Costuma-se dizer que a música no ocidente, assim como as mais diversas manifestações artísticas, tem sua origem na Grécia e Roma antigas. Entretanto, em outras regiões onde cresceram outras civilizações da antiguidade, também se produzia música. Os arqueólogos são os estudiosos que nos auxiliam a tomar conhecimento da cultura desses povos antigos. Com essas informações, ficamos sabendo que tipo de instrumentos eles usavam e podemos imaginar que tipo de música faziam. 

 

 

A HERANÇA GREGA

O sentido da palavra “Música” para os Gregos: “MUSA”.

Musa: na mitologia grega clássica, cada uma das nove deusas irmãs que presidiam as artes e as ciências. Assim, a Música tinha um sentido mais amplo. Referia-se a toda atividade que buscasse a beleza (arte) e a verdade (ciência).

 

 

VESTÍGIOS DA MÚSICA GREGA ANTIGA

 

RECONSTRUINDO A MÚSICA GREGA

Há muitos anos, um Professor americano chamado William Johnson, vem se dedicando a estudar fragmentos (podemos ver um deles) de notações musicais gregas. Algumas notações dizem respeito ao canto, e outras são notações para instrumentos como o aulos e a cítara.

 

OS INSTRUMENTOS MUSICAIS GREGOS

Sabe-se, principalmente através de pinturas e esculturas e de textos que os antigos gregos nos legaram, que eles cantavam e tocavam instrumentos. Nas representações encontradas em cerâmica, há uma grande quantidade de remissões a dois instrumentos que parecem ter sido muito significativos na cultura grega: a lira (e a cítara) e o aulos. Nos últimos anos, os pesquisadores têm conseguido avançar no sentido de reconstruir esse legado musical. Os instrumentos musicais daquele tempo podiam ser tocados a solo ou acompanhando textos. 

 

O Aulos (relacionado ao culto ao deus Dionísio)

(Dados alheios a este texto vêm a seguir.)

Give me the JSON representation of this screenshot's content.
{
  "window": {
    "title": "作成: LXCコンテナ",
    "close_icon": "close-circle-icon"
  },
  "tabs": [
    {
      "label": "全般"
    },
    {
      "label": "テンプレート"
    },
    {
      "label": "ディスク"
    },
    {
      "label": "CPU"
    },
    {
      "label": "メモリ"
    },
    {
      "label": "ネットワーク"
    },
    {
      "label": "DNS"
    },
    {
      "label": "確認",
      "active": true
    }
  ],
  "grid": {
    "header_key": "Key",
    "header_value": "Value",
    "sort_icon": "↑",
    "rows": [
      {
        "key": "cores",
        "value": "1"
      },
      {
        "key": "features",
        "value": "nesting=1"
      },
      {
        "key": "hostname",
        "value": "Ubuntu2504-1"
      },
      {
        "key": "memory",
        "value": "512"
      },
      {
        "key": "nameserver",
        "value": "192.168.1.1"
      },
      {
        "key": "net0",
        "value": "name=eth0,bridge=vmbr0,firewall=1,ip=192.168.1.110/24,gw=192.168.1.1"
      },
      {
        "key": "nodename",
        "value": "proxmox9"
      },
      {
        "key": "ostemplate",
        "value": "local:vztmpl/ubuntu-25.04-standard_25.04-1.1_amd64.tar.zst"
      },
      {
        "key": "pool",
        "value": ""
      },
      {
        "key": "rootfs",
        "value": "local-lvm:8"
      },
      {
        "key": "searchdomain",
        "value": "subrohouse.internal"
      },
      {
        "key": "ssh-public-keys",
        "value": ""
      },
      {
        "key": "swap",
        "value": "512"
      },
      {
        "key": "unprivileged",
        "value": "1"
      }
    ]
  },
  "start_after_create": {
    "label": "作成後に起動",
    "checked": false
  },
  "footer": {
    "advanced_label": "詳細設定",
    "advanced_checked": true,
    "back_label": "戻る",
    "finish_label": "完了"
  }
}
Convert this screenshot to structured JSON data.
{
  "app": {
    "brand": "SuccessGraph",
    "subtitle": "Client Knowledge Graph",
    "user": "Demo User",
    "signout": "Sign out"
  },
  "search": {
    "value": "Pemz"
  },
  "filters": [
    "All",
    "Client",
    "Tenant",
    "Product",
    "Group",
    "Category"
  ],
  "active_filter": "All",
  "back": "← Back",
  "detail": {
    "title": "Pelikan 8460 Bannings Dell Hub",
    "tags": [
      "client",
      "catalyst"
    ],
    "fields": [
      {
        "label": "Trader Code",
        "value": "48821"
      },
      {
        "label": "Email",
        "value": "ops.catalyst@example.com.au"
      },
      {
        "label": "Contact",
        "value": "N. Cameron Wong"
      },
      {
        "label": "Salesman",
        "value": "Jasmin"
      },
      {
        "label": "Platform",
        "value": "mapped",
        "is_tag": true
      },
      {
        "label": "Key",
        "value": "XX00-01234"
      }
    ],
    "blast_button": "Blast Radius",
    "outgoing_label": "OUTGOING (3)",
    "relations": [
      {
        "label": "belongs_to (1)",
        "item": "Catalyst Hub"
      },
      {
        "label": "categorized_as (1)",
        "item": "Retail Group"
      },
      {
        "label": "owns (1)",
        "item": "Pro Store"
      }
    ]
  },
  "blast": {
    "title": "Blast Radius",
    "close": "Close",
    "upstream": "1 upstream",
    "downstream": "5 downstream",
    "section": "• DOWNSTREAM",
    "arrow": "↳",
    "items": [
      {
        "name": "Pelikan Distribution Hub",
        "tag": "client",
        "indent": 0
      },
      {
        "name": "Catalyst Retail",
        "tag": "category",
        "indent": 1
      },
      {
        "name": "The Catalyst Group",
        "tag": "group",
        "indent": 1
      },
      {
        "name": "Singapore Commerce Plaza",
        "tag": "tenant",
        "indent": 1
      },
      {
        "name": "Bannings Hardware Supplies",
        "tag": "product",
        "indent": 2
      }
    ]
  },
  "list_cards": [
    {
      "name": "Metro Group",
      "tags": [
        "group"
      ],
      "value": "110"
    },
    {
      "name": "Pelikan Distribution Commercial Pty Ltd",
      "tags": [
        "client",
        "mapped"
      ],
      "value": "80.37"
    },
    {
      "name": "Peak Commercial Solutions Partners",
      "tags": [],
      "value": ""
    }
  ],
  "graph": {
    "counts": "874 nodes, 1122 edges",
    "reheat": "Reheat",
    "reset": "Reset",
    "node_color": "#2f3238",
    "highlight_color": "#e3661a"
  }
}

O aulos, um instrumento de palheta simples ou dupla (não era uma flauta), muitas vezes com dois tubos, tinha um timbre estridente, penetrante. Associava-se ao canto de um certo tipo de poema (o ditirambo) no culto de Dionísio, culto que se crê estar na origem do teatro grego. Consequentemente, nas grandes tragédias da época clássica - obras de Ésquilo, Sófocles, Eurípedes - os coros e outras partes musicais eram acompanhadas pelo som do aulos ou alternavam com ele (Grout & Palisca, edição Gradiva, 1994:17).

 

A Lira (e a Cítara)

A Lira e sua variante de maiores dimensões, a cítara, eram instrumentos de cinco e sete cordas (número que mais tarde chegou a elevar-se até onze). Ambas eram tocadas, quer a solo, quer acompanhando o canto ou a recitação de poemas épicos (GROUT & PALISCA, 1994: 17). A lira estava intimamente relacionada ao culto de Apolo. Um instrumento muito difundido, a lira grega foi bastante representada na cerâmica, na escultura e na pintura grega. 

 

A cítara era uma grande lira, instrumento de cordas que o instrumentista segurava na mão esquerda e tangia com a mão direita. A técnica para tocá-la possivelmente resumia-se na coordenação entre mão esquerda e direita. A mão direita tangia as cordas e a esquerda, além de segurar a base do instrumento, “abafava” o som das outras cordas que não estavam sendo tangidas, puxando-as. Essa técnica talvez estivesse associada ao cuidado com a ressonância dos harmônicos, fenômeno acústico que os gregos antigos já conheciam. As cítaras tinham geralmente 7 cordas, mas podiam ter até 12.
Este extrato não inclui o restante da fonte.